BATCHELOR DURING THE WAR YEARS -
Cleared as a civil aerodrome in 1933 on what was part of the former Batchelor Farm Darwin, Batchelor Aerodrome became an important base for Allied Air operations during the war years from late 1941. The ‘drome became a RAAF base on 3rd July 1941 and on 22nd December that year the first missions against the Japanese from Australian soil were flown by B-17 Flying Fortresses of the 19th Bomb Group USAAF when they bombed the Japanese in the Philippines.
In early 1942 No. 12 Squadron RAAF and its Wirraway aircraft moved to Batchelor on 17 February and were later joined by No. 2 Squadron and its Hudson bombers. Other units followed, including the USAAF’s 27th Bomb. Group, the 7th Squadron 49th Fighter Group and the 46th Air Base Group. RAAF units included 2 Air Ambulance Unit and 34 Squadron.
General Douglas MacArthur and his party of evacuees from the Philippines staged briefly through Batchelor on 17 March 1942 before travelling on to Alice Springs and Melbourne.
The aerodrome became a RAAF administered Operational Base Unit in March 1942 when 83 OBU formed there and was used briefly by B-26 bombers of the USAAF’s 22nd Bomb. Group during November, when they flew missions against the Japanese on Timor in support of RAAF Hudson operations.
Protection against potential Japanese raids was provided by Anti-Aircraft Batteries including 22 HAA Bty, 134 and 153 LAA Btys, 53 and 54 Composite A-A Regiments.
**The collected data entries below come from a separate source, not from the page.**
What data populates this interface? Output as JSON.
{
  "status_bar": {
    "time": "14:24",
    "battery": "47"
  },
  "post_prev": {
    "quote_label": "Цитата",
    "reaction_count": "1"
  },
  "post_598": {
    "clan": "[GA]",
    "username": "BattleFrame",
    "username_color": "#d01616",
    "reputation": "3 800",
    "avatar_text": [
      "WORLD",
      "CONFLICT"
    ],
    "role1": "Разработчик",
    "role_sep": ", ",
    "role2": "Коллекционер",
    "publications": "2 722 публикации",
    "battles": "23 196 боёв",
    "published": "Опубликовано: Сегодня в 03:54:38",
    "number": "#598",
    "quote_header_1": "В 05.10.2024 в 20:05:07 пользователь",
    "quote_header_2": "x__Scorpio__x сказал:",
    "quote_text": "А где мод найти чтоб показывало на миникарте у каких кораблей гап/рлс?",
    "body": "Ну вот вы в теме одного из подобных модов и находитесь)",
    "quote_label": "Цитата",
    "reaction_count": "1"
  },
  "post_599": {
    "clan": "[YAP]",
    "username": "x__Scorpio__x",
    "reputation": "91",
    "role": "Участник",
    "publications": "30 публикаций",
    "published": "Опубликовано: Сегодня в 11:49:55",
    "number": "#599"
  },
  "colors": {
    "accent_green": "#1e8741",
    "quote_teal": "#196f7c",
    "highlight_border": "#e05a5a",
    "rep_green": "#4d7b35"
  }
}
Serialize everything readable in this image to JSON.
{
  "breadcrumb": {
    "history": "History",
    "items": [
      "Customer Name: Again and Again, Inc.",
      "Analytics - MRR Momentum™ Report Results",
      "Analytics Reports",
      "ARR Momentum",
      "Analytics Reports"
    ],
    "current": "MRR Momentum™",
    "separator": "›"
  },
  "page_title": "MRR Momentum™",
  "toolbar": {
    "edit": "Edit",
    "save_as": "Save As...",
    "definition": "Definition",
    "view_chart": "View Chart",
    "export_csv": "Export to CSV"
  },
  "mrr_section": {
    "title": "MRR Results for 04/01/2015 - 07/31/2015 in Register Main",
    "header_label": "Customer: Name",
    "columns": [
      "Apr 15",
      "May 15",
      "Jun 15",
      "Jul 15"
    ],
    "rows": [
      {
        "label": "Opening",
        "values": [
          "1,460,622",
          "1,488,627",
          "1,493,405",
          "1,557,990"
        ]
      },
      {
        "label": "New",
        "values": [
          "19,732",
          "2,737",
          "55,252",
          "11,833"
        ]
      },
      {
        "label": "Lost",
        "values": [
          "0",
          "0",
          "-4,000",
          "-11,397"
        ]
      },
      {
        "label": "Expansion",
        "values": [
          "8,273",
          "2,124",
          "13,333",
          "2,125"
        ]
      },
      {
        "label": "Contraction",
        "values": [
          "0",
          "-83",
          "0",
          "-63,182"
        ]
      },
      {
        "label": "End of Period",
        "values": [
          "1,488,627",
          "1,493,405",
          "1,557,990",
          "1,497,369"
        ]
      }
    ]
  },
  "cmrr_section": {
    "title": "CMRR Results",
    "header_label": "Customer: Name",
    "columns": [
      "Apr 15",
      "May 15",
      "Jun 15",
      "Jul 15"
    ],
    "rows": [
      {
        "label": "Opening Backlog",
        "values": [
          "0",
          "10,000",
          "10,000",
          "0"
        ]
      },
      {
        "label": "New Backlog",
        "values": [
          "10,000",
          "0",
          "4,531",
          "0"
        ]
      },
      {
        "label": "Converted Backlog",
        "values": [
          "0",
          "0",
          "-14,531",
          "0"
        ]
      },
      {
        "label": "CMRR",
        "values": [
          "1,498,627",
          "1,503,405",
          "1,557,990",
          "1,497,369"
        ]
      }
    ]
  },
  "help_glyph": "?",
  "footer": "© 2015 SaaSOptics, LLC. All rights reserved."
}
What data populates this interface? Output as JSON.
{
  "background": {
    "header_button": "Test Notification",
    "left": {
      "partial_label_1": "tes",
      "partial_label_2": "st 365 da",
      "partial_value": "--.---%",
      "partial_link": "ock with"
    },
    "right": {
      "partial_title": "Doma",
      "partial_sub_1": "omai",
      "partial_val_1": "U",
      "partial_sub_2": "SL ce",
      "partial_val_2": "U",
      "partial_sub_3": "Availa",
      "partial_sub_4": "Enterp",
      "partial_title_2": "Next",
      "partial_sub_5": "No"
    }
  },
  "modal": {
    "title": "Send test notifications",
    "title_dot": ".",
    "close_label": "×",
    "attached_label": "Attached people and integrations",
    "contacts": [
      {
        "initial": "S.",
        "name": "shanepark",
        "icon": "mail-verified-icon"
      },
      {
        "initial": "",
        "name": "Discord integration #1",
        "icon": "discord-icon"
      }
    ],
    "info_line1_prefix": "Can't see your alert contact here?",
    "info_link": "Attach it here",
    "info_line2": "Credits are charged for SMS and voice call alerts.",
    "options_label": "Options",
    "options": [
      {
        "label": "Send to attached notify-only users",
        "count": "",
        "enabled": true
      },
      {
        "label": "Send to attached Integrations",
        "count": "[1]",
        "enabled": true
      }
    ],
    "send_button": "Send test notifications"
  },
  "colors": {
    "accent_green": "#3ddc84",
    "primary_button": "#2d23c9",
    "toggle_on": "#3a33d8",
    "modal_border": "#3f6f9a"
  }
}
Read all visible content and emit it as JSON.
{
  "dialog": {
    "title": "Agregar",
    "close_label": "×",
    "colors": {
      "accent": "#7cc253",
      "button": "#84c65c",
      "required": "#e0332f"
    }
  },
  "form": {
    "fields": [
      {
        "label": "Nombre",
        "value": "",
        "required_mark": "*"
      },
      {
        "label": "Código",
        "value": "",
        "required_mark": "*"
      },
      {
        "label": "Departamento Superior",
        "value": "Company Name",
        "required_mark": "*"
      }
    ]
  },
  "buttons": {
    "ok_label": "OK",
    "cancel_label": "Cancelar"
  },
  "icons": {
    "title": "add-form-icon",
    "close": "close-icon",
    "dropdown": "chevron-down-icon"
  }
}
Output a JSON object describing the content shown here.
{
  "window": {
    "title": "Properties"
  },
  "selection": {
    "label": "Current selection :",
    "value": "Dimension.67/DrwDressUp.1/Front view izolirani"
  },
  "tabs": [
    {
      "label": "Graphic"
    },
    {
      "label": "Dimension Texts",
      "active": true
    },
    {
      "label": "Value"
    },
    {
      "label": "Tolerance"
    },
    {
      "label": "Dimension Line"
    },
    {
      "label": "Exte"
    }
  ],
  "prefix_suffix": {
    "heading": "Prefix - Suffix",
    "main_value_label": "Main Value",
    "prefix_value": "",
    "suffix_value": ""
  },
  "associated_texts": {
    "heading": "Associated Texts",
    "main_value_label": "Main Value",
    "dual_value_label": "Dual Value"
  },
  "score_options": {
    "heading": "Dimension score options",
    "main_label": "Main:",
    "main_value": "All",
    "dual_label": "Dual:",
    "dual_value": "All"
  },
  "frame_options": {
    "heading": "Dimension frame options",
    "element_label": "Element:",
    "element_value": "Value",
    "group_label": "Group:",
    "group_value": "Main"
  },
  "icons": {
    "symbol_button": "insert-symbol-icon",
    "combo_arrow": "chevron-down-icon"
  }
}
Two raids against Batchelor were recorded; on 24 October 1942 and on 12 November 1943, the last by the Japanese over northern Australia.
Batchelor was also used as a transit base by RAAF and USAAF units awaiting completion of their permanent bases and included the 9th Squadron USAAF, 31 Squadron and Spitfire units of No. 1 Fighter Wing RAAF, and the 380th Bomb. Group USAAF.
In February 1943 No. 6 Communications Unit commanded by the Northern Territory’s legendary flying doctor, Clyde ‘Doc’ Fenton, arrived at Batchelor followed by No. 18 NEI Squadron, a mixed Dutch and RAAF bomber squadron, during May. The Mitchell bombers and crews of 18 NEI Squadron moved to the Netherlands East Indies as part of Group Captain ‘Moth’ Eaton’s No. 79 Wing in 1945 while 6 Communication Unit remained before moving to Darwin’s Parap Civil Drome later that year.
The last units remaining at Batchelor were No. 3 Wireless Unit, which departed on 27 November 1945 and 83 OBU, which moved out on 20 February 1946.
Over the war years Batchelor hosted some 36 individual RAAF, USAAF and Dutch units before reverting to its civilian role post war. The aerodrome now serves as a general aviation and maintenance facility and as the hub for gliding activities in the Top End.
Written for the Batchelor Museum website By Robert Alford, 2011.